In the backcountry, you don’t just ask, “Is this item inappropriate?” (like packing a hair dryer or a laptop). You ask, “Is this item heavy?” If it’s making it harder for you to run the race, it has to go. Don’t just ask if something is “wrong.” Ask if it’s keeping you from moving toward Christ.
The Engine: A Fixed Gaze
The “engine” that powers this endurance isn’t willpower. It is a Person. “Looking to Jesus, the founder and perfecter of our faith” (Heb. 12:2).
Endurance is simply what beholding looks like over a long period of time. You don’t run this race to make Jesus love you. You run because He already loved you enough to endure the cross. He isn’t a coach standing far ahead shouting instructions. He’s the undercurrent beneath your feet, upholding you as you walk.
The Trellis and the Ruts
How do we practically keep our eyes fixed on Him when life gets repetitive or dry? We need a trellis. A trellis is just dead wood. It doesn’t create life in the vine, but it lifts the vine out of the mud so fruit can thrive. That’s what habits — prayer, Scripture, gathering with the church — actually do. They don’t save you, but they hold your life in a position where your face stays turned toward Christ.
Consider Daniel. When it became illegal for him to pray, he didn’t invent a new spiritual discipline. He simply fell back into his “good ruts.” He went to his room and prayed “as he had done previously” (Dan. 6:10).
When a crisis hits or exhaustion sets in, you won’t suddenly become a spiritual superhero. You’ll fall into your deepest grooves. If you’ve built “good ruts” through ordinary faithfulness, those grooves will lead you straight back to the Father.

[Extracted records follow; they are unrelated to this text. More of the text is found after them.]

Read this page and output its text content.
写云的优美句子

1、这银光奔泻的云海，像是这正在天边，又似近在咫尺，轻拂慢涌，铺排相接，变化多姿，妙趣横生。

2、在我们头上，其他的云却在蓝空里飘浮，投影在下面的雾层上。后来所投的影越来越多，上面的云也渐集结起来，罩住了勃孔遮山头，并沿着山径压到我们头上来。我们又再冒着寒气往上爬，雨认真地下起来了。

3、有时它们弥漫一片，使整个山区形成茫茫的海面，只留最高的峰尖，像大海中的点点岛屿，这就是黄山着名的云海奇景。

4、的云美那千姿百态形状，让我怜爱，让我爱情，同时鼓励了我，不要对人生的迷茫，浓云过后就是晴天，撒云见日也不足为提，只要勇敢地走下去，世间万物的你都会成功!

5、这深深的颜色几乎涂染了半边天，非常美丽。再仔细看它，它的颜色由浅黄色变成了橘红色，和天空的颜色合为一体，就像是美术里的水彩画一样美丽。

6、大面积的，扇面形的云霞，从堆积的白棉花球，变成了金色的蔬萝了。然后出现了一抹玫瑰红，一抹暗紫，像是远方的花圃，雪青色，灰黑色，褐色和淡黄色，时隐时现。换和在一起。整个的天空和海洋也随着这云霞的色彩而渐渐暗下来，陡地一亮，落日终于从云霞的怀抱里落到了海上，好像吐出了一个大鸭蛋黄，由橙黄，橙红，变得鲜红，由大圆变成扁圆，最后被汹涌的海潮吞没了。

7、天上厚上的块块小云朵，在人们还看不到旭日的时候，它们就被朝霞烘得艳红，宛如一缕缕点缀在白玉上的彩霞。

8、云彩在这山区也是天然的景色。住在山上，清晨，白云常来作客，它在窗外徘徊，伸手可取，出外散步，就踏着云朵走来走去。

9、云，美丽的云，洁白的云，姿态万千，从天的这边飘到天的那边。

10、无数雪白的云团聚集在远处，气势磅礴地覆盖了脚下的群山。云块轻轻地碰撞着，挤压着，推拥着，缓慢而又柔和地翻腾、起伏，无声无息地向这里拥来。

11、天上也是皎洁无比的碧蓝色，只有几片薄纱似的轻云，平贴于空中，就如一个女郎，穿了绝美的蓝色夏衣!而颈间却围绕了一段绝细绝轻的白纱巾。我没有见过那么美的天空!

Don’t Despise the Ordinary
Real change is built on a thousand small decisions to keep looking to Him. It’s opening the Bible when feelings fall flat. It’s praying when nothing dramatic is happening. It’s choosing to gather when staying home would be easier.
The ordinary is where the race is run. It’s where the Spirit does His quietest and deepest work. So don’t despise the slow days. Just keep your eyes on the King and keep walking.
This post was adapted from the Unveiled teaching series, originally shared at the Plainfield Church of Christ.